Sober-living business loses bid for permit because of parking
The Costa Mesa City Council on Tuesday voted to deny a request that a sober-living business be allowed to hold group counseling sessions at a Westside office building, saying the parking spaces don’t meet city requirements.
Solid Landings Behavioral Health, which provides treatment for recovering drug and alcohol addicts, has been using 657 W. 19th St., a 6,710-square-foot office building it leases from owner John Morehart, for the sessions for about a year without the proper permit.
The city requires that for the type of activity in the building, Solid Landings would need to provide 67 parking spaces. Solid Landings is believed to be the building’s only tenant.
Though the building has 29 parking spaces now, the reopening of an access gate would reduce the number to 24. Solid Landings claimed it needed only 20 spaces — 17 for employees and three spots for vans that bus in clients.
In April, a city zoning administrator granted the business permission for the group sessions, believing that 24 spaces was adequate and that traffic flow problems could be fixed by opening up car access from West 19th Street.
The City Council disagreed and voted 4 to 0 to deny Solid Landings’ request. Councilwoman Katrina Foley was absent.
The 43-space discrepancy wasn’t lost on Councilman Gary Monahan, who said: “I’m sorry, I don’t get it. It doesn’t work.”
That approval was appealed by Eastside resident Ann Parker, who brought the matter to the Planning Commission in June. The commissioners overturned the decision and denied Solid Landings’ request for group sessions because of the insufficient parking. Solid Landings then appealed that decision to the council.
In their denial, council members also cited recent code enforcement reports that Solid Landings employees were illegally parking in the nearby residential neighborhood instead of the office lot.
The council questioned why the company couldn’t ensure that its workers park in a lot that they claim has enough spaces.
Irvine attorney John Peterson, representing Solid Landings, couldn’t immediately answer the council’s questions.
“Why they chose not to, I don’t know,” he said. “They have been instructed to park on site.”
Peterson said management has been trying to fix the problem by hiring a security guard.

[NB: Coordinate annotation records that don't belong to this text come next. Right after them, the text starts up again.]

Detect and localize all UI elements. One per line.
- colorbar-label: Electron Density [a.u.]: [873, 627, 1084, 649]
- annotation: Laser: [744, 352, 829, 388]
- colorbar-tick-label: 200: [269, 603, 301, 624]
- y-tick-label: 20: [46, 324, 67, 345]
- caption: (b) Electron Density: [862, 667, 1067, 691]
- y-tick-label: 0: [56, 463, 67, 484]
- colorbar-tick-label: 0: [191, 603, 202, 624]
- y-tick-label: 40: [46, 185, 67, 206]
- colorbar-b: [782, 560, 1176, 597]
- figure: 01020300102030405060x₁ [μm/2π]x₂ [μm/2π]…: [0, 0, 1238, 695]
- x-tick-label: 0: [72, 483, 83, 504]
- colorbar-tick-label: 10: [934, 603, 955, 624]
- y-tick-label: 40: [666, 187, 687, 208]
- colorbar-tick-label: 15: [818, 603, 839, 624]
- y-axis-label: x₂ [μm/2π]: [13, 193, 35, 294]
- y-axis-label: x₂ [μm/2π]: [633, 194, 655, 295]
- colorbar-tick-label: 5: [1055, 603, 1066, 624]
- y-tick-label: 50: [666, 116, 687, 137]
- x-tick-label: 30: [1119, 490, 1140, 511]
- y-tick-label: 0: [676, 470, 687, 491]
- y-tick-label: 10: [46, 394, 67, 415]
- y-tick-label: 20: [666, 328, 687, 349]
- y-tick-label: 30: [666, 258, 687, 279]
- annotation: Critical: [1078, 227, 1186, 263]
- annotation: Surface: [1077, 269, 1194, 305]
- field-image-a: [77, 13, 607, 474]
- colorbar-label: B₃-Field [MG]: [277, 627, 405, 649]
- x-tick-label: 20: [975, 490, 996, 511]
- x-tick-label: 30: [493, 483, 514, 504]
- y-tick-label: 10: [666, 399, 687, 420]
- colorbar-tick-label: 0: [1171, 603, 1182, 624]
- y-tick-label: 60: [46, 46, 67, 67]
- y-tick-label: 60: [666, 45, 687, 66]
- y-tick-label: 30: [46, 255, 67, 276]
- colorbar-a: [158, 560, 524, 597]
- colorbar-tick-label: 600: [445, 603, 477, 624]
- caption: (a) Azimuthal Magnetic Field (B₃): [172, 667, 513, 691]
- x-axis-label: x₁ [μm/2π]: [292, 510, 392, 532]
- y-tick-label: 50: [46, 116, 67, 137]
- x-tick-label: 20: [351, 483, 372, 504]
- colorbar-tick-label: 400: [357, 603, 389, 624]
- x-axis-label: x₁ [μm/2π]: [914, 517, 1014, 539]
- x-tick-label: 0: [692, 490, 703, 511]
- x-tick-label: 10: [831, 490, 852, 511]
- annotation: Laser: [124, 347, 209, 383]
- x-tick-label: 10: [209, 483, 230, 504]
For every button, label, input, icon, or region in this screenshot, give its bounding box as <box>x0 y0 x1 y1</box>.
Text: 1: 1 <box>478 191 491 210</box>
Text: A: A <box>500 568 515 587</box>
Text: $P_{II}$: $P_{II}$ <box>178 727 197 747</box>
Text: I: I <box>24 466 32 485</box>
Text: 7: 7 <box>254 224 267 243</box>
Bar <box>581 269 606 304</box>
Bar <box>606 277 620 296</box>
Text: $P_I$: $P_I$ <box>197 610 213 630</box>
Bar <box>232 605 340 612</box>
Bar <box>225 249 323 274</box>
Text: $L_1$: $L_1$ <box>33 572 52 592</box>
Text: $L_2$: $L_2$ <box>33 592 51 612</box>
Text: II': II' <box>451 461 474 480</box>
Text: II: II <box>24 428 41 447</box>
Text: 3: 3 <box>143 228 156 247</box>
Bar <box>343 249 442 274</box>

He added that Solid Landings is trying to be a “good neighbor” but has been “stymied” in that effort since April, when the zoning administrator initially approved the parking request.
City staff noted that the building has been found to have unpermitted construction and no fire safety permits, among other problems.
Peterson said Solid Landings is not to blame for a “cross-pollination” of issues in Morehart’s building that were present when the company moved in.
Mayor Pro Tem Jim Righeimer blamed Morehart for leasing the building without sufficient parking.
Solid Landings, Righeimer said, “got sold a bill of goods … and they got taken.”
Mayor Steve Mensinger asked about “flagging” Morehart’s other commercial buildings in Costa Mesa for problems.
Tuesday’s decision means Solid Landings can no longer host group sessions at the building, city officials said, although it can continue using the property for other purposes, like an administrative office.
Solid Landings and its subsidiaries operate as many as 30 group and sober-living homes throughout town. The company filed an unrelated lawsuit against the city to contest an ordinance that seeks to regulate group homes citywide. The lawsuit was dismissed by a federal judge in April.